Até porque o mito que os 2 susbs retirados a funcionários público e reformados representam 2 mil milhões de EUR a menos no deficit é falso. Representam de facto essa verba a menos na despesa. Mas há quem se "esqueça" que estes rendimentos também pagavam e voltarão a pagar em 2013 IRS e que o consumo que eles geravam e voltorão a gerar em 2013 também paga IVA, ISV, ISP, etc. Será que o ultra-competente Vitor Gaspar não previu isto? Por exemplo: Na quebra de 6,6% de venda de combutíveis da GALP e de 8% na receita de ISP qual é o contributo dos funcionários públicos e reformados que reduziram as suas deslocações por perda de 14% dos seus rendimentos anuais? Numa estimativa rápida será fácil de concluir que entre IRS, IVA, ISP, etc 40% do que estado poupa na despesas destes 2 subs perde na receita fiscal. Portanto o impacto líquido no deficit da decisão do TC será de quanto muito 1,2 mil milhões de EUR. Menos de 1/3 do que custou o BPN.
 
E usando o BPN como medida, há 4 mil milhões de EUR  para cobrir o risco sistémico do BPN e não há 3 mil milhões de EUR para pagar a divida do SNS? Não há risco sistémico se o SNS falir?

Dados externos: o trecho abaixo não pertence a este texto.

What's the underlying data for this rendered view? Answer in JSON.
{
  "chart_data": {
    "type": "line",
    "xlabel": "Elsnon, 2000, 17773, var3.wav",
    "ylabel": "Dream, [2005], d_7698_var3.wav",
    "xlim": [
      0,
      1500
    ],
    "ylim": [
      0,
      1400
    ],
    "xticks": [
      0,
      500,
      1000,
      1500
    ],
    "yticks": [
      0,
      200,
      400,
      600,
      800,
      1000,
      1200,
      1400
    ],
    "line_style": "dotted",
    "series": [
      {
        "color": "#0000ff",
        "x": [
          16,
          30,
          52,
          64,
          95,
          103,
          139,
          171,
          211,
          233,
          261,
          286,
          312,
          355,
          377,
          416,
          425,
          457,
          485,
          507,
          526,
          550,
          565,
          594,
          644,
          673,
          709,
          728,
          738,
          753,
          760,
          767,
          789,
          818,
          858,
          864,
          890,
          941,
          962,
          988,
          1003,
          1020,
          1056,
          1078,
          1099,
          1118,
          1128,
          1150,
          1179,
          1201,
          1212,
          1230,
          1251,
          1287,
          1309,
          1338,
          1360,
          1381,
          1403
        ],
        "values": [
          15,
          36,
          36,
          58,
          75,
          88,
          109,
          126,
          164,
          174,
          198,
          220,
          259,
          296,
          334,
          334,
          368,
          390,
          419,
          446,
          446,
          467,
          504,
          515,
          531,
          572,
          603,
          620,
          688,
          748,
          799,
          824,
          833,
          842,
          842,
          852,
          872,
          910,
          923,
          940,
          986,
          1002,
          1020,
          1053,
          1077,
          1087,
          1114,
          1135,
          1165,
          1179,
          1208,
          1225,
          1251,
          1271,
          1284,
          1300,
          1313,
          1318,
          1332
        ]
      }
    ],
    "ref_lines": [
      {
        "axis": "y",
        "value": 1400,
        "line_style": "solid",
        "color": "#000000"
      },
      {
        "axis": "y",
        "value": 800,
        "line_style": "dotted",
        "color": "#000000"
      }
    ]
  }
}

Francisco George que é ouvido nos media sempre que há riscos epidémicos ainda não foi ouvido sobre este risco sistémico, mas não será dificil imaginar o que ele diria.
 
Voltando a assuntos mais estratégicos, é evidente que a correcção da crise causada pelo capital (é sempre tempo de voltar a Marx (Karl, que o tempo não está para Gourcho) e sua dicotomia capital / trabalho, embora estejamos a falar do capital financeiro e não do capital como (detentor dos) meios de produção de Marx) está a ser resolvida muito mais às custas do sacrifício do trabalho (dos rendimentos directos aos direitos e benefícios sociais) do que do capital que continua a jogar e ter grandes rendimentos no casino das bolsas. Enquanto a economia de produção definha.

 Uma das soluções vedadas na zona Euro nesta crise é emitir dinheiro e fazer o chamado “financiamento monetário” das dívidas publicas. Resultado: para a Banca se aguentar  o BCE empresta-lhe (emite massa monetária) a juros baixos (75 pontos base) desde que haja os colaterais aceites pelo BCE. O que faz a banca. Em vez de financiar a economia de produção a banca pega no capital que tem empresta a juros baixos ou até negativos à Alemanha para a seguir pegar nesse colaterais e obter empréstimos no BCE (emissão de massa monetária) a 75 pontos base para depois comprar e/ou continuar a deter dívida Italiana, Espanhola, Portuguesa ou outra com juros de 5%, 6%, 8% e por aí acima. Na prática há “financiamento monetário” dos déficits e dividas publicas mas só alguns ganham fortunas com isso e a economia produtiva não tem crédito. Isto enquanto os americanos e ingleses emitem moeda para manter as respectivas economias em pé.

 Enquanto não houver coragem p/ se tomar as medidas necessárias p/ resolver o problema financeiro europeu pela via financeira e monetária e não destruindo a estrutura produtiva existente (que tem poucas  falhas como se vê no caso do estrondoso crescimento das exportações Lusas), quer pela via do capital (falta de crédito absorvido pelas especulações bolsistas), quer do trabalho (esmagamento de salários e consequente fuga dos melhores para outras paragens em franco crescimento... por enquanto) continuaremos a ver apenas uma ilusória luz no fundo do tunel, mas este não terá fim.